Here is the latest issue of the online magazine of Herrenknecht AG, the German company that is the world's largest and most experienced designer and builder of large tunnels and tunnel boring machinery. The photographs and videos offer rich visual proof that anyone who accepts the idea of a post-industrial society is an idiot. You want to repair and build infrastructure? You aren't going to do it by hand. The featured project is Norway's 20 kilometer long tunnel for a new double track rail line connecting Oslo with the public transport center of Ski. The tunnel is designed to allow operation of high speed trains at up to 250 kilometers an hour.


On May 23, 2018, the New York City Transit Authority released “Fast Forward: The Plan to Modernize NYCT,” an estimated $19 billion program to upgrade and modernize NYC's bus and subway systems. Goals include extending state-of-the-art signal and track infrastructure to the entire system; making the entire subway system accessible for handicapped riders; 3,650 new subway cars, more than 1,200 refurbished cars, and 4,800 new buses, including 1,600 electric buses, within ten years. NYCT is part of the Metropolitan Transportation Authority, and is the busiest and largest transit system in North America, with daily ridership of 8 million trips (over 2.5 billion annually). The density of NYCT (route miles, and number of stations, per square mile, and per unit of land area), is more than three times that of the next densest transit system, that of Chicago, and proves that "if you build it [dense enough], they will come": more than half of trips in and out of NYC are by NYCT.  
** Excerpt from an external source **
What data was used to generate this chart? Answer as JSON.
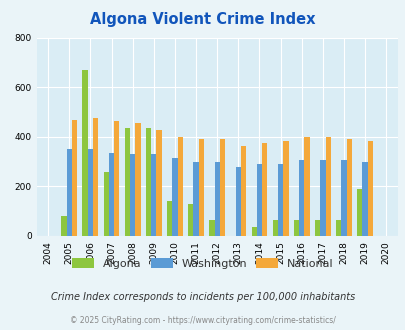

Aviation Week & Space Technology reviewed international commercial flight operations in Istanbul, Athens, Bucharest, and Sarajevo. Istanbul is the largest city in Europe, with 15 million people. (Moscow is second at 13.2 million, and London third at 8.7 million.)
Istanbul is graced with two international airports, and a third is under construction. The principal field is Ataturk International Airport (LTBA), which handles primary traffic, both commercial and general aviation. Founded in 1924, it is one of Europe’s oldest commercial airports.